The most elegant solution at the end of a week wins. I read the guidelines and believe that this fits. Doubtless I will be informed if I am mistaken. My hope is that answering this question will help us to learn to be better puzzlers.
Addendum:
The final restriction in the original puzzle was that "there was no way" the heirs could forget the word and I placed the word in each of their names. That left me thinking why I bothered with the sudoku thing in the first place. When it says that Uncle Mort circled part of a row in a sudoku, it sounds as if we're hardly getting any information at all. But if you look at the ascii table (here for example) the restriction of no zeros or repeated digits and alternating case rules out anything in octal or decimal representation. We are left with hex and j-p and J-P are eliminated right off the bat. No letters with repeated digits like D=44 or f=66. If the first letter is in the A-I range the last must be in the Q-Z range. We are close, but not close enough. What reasonable restriction added to the above gives us a unique solution?
Example:
A good restriction would be one that appears to give almost no information like: "I remember Uncle Mort pointed to the box where the first three numbers were and told me the other numbers in the box were the day and year some movie guy died. No idea who.'" (Thanks to Manshu for the idea.)

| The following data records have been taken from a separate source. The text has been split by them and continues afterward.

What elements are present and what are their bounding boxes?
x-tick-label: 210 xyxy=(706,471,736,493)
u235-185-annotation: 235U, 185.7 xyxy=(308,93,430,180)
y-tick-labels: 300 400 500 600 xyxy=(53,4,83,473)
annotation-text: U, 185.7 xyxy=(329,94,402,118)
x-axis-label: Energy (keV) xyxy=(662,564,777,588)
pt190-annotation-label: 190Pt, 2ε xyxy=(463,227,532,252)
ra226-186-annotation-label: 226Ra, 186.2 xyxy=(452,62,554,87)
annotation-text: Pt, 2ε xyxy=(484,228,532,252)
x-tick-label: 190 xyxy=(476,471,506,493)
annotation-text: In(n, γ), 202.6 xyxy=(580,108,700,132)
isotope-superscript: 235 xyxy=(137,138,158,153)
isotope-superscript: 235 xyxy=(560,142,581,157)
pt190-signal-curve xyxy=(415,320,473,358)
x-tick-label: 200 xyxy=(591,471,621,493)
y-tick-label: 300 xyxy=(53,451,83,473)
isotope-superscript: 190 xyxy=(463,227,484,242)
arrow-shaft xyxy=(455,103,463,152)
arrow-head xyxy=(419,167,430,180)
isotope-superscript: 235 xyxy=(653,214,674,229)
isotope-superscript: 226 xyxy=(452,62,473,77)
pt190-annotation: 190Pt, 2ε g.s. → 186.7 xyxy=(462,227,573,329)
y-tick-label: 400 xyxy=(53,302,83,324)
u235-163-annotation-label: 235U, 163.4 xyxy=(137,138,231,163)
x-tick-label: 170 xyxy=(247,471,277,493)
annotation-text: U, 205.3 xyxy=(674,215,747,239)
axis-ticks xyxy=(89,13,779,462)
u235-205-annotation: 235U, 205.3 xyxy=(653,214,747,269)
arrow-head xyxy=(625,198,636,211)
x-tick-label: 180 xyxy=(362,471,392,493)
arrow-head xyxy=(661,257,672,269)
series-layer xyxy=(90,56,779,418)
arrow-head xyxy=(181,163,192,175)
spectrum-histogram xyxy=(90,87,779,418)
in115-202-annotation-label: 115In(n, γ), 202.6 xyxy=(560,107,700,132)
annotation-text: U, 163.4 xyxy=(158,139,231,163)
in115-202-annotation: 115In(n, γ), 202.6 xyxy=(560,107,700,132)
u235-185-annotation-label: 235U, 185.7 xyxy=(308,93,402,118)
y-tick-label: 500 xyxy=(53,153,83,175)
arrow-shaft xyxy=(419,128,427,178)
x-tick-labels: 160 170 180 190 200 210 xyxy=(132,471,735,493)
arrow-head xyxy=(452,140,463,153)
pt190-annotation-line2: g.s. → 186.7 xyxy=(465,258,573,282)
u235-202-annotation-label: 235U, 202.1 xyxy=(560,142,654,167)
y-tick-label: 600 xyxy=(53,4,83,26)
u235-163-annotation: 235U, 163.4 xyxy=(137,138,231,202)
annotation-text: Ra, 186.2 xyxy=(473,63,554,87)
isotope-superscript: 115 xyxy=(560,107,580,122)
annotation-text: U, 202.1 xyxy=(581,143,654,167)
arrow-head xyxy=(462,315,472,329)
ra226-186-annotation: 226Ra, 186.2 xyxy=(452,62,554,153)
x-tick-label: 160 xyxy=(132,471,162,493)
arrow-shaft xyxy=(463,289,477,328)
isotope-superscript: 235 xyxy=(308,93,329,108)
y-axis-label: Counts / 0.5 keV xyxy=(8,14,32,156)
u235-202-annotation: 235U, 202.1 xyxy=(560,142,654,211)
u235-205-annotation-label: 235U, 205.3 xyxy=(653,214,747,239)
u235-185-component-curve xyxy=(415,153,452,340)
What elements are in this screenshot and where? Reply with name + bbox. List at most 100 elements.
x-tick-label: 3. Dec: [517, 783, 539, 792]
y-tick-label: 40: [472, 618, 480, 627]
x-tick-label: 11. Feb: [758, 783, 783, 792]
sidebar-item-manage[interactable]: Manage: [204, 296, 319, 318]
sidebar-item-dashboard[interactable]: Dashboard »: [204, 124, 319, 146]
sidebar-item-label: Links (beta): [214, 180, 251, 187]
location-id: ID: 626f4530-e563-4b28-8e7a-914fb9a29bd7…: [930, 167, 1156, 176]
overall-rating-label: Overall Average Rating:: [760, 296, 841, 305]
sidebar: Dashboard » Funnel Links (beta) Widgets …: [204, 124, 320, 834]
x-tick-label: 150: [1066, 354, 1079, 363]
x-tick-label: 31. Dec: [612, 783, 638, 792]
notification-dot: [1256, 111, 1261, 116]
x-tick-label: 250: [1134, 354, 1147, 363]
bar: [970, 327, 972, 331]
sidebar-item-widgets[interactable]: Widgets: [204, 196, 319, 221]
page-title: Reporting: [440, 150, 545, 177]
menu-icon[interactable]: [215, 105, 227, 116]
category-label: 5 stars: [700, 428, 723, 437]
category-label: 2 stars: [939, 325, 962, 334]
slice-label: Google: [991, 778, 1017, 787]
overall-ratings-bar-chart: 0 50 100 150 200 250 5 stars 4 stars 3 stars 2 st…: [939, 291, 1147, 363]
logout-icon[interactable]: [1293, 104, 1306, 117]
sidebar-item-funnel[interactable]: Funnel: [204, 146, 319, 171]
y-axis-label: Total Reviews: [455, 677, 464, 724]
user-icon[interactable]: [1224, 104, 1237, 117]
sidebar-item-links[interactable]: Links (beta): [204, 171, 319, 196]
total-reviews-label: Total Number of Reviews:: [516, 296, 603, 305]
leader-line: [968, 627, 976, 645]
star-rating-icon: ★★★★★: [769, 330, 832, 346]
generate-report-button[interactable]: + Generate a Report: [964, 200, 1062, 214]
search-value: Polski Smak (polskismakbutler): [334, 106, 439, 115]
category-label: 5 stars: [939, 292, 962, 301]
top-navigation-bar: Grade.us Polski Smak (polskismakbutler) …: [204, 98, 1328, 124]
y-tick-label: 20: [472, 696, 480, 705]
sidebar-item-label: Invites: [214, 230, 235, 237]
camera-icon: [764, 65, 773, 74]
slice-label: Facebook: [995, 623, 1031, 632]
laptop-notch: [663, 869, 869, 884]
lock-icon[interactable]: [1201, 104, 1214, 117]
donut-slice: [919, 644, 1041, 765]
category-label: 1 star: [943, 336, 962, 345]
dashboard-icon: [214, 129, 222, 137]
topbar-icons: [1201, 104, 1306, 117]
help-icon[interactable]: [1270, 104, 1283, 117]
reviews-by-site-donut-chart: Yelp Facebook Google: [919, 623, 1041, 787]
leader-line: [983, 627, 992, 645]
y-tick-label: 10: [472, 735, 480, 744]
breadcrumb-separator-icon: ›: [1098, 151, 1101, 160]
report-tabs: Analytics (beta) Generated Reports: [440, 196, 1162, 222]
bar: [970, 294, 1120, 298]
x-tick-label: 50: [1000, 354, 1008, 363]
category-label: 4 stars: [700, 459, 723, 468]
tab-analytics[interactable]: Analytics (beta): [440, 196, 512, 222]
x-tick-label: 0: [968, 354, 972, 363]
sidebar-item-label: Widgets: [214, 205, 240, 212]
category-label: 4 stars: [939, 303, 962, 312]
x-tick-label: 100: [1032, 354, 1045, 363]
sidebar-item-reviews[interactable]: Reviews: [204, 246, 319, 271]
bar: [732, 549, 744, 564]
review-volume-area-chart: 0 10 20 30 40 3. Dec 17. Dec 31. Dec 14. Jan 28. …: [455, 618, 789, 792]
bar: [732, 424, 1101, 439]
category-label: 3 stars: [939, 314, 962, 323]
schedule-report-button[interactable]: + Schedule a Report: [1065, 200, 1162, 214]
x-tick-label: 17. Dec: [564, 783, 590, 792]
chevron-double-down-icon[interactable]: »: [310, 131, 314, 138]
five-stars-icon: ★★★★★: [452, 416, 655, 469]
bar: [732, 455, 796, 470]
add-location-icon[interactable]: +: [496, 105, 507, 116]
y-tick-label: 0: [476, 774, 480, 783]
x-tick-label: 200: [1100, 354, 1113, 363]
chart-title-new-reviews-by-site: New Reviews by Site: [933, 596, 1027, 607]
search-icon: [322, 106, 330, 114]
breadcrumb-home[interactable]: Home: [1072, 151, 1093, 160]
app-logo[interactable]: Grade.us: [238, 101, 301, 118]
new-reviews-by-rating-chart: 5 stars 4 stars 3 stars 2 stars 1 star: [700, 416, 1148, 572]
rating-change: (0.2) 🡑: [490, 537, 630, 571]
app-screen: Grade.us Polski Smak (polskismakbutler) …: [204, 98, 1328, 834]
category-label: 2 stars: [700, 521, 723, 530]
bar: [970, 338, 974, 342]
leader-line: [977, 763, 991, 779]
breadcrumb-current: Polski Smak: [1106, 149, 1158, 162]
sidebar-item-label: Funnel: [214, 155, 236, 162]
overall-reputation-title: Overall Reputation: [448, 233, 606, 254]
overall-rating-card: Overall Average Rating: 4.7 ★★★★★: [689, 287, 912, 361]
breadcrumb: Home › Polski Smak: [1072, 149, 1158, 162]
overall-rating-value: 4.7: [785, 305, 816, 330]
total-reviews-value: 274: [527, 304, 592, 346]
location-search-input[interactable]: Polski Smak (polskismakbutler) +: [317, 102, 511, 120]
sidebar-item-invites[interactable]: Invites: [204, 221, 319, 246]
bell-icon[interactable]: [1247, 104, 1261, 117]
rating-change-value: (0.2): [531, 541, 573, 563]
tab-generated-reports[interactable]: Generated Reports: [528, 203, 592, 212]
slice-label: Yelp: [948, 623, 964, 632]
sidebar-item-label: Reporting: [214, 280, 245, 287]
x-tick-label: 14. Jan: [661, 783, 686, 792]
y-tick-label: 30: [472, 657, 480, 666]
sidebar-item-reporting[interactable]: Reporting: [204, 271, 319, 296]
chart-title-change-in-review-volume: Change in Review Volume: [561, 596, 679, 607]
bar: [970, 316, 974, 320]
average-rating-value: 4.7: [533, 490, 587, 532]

You don't know the who died, you don't know the day, you don't know anything... or do you? If the person who died was a movie star he couldn't have died before 1900. He couldn't have died later than 1987 because there can't be repeated digits or a 0 in the year (sudoku restriction). Therefore, we know that none of the first three digits can be a 1 or a 9.
We also know that the day can't have a 0, 1 or 9 in it. The wording suggests that the day and year are expressed by the six other digits, four for the year and two for the day. The day must then be in the range from 23 to 28, so none of the first 3 digits in the solution can be a 2.
Dang! Wish I'd thought of this at the time!